Früher gewann man in Notzeiten aus den Samen Bratöl und Mehl indem man sie entbitterte (Spohn 2014).


Quellen:
(Bartels 1993) Bartels, Horst: Gehölzkunde. Einführung in die Dendrologie. Stuttgart: Ulmer, 1993.

(Godet 2008) Godet, Jean-Denis: Knospen und Zweige. Einheimische Bäume und Sträucher. Stuttgart: Ulmer, 2008.

(Godet 2011) Godet, Jean-Denis: Baumrinden. Vergleichen und bestimmen. Stuttgart: Ulmer, 2011.

(Kremer 2010) Kremer, Bruno P.: Bäume und Sträucher entdecken und erkennen. Stuttgart: Ulmer, 2010. 

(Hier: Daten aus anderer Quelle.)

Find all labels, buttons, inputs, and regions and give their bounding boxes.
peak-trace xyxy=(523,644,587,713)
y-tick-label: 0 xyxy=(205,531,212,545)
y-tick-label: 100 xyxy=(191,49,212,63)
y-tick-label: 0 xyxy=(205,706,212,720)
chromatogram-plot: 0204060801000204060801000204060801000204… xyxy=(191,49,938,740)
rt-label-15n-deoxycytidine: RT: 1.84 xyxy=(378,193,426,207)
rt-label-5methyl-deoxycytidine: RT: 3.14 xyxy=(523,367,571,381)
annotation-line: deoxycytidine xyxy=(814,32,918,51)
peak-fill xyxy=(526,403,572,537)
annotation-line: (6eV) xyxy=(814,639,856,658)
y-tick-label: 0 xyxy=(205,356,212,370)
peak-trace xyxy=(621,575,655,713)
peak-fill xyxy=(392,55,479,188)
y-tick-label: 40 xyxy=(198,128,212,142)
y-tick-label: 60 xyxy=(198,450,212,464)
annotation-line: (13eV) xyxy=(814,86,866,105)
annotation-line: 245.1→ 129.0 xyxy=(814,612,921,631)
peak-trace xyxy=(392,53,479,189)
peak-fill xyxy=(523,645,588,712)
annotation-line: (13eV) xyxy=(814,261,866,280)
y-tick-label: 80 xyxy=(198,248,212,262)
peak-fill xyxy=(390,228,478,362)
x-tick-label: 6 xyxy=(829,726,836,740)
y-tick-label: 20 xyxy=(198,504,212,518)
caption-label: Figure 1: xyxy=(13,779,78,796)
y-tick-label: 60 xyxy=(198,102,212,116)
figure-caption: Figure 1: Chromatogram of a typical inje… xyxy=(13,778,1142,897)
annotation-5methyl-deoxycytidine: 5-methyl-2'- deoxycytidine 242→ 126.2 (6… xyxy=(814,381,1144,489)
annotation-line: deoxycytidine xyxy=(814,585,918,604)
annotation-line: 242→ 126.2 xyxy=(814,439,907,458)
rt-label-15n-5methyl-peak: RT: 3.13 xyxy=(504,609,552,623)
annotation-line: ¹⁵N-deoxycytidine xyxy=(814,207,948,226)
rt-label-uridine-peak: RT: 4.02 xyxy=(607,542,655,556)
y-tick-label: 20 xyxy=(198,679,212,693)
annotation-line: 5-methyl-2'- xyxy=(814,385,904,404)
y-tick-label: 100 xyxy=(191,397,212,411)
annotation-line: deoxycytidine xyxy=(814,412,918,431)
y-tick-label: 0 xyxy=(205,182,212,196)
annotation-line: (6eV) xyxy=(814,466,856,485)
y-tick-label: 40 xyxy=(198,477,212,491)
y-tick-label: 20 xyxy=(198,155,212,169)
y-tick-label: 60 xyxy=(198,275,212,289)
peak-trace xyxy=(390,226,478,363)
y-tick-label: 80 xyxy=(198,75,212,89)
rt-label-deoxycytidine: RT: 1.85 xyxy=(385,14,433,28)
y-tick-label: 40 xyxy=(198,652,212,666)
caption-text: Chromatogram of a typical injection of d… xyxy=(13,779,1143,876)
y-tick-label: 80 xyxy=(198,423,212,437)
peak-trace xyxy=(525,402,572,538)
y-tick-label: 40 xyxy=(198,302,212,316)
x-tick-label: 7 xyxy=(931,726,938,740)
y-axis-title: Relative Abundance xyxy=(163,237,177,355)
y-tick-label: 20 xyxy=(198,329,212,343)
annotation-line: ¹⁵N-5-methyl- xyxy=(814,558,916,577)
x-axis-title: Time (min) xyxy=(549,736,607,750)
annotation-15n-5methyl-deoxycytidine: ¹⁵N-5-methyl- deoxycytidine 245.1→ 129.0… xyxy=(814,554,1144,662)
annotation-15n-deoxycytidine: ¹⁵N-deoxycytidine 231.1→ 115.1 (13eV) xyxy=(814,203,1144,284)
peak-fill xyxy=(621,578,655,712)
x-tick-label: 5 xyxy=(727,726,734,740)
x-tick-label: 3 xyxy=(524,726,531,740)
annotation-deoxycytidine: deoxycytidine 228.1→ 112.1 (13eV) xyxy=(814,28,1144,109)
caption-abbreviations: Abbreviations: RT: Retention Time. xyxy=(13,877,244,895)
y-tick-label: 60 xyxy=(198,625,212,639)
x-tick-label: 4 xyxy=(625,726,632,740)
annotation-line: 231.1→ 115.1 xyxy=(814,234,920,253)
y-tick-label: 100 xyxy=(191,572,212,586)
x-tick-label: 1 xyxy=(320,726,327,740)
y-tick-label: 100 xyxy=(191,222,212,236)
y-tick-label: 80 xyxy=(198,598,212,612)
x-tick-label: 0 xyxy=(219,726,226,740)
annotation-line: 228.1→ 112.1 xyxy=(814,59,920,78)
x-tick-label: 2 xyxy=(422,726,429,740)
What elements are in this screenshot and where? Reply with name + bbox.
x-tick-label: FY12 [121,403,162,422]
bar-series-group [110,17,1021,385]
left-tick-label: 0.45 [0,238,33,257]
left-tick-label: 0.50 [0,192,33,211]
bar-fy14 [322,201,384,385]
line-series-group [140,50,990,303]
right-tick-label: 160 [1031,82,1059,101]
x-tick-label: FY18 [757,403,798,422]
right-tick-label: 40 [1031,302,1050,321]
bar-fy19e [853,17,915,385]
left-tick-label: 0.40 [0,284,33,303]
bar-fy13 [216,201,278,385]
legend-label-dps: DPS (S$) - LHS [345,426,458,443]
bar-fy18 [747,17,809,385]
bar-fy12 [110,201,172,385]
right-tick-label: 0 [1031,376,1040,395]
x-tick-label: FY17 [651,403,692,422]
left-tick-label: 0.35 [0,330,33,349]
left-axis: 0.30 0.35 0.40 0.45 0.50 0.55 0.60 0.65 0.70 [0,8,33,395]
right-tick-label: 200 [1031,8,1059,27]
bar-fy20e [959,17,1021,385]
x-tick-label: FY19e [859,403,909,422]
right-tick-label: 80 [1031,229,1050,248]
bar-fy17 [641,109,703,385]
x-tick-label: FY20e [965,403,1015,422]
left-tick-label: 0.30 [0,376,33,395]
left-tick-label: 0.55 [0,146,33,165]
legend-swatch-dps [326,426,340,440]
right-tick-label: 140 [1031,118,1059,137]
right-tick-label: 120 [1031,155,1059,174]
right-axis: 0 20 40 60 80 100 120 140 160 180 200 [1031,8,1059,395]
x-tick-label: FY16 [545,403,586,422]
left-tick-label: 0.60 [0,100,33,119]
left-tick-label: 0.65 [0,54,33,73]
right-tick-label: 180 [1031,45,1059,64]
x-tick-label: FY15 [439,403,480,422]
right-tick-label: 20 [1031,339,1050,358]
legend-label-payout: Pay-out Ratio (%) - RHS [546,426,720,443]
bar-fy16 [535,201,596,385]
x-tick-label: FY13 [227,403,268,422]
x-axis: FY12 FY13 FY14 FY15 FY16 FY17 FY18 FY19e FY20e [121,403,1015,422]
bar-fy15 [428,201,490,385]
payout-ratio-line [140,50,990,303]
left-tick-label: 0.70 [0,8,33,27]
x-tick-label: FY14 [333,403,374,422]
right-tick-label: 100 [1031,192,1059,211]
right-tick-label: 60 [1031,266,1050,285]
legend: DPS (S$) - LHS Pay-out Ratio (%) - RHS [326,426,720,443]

(Roloff 2010) Roloff, Andreas: Bäume Miteleuropas. Von Aspe bis Zirbelkiefer. Mit den Porträts aller Bäume des Jahres von 1989 bis 2010. Weinheim: Wiley-VCH, 2010.

(Schütt 2002) Schütt, Peter: Lexikon der Baum- und Straucharten. Das Standardwerk der Forstbotanik. Morphologie, Pathologie, Ökologie und Systematik wichtiger Baum- und Straucharten. Hamburg: Nikol 2002.

(Spohn 2014) Spohn, Margot: Welcher Baum ist das. Stuttgart: Kosmos, 2014.

(Strasburger 2008) Bresinsky, Andreas: Strasburger. Lehrbuch der Botanik. Heidelberg: Spektrum Akademischer Verlag, 2008.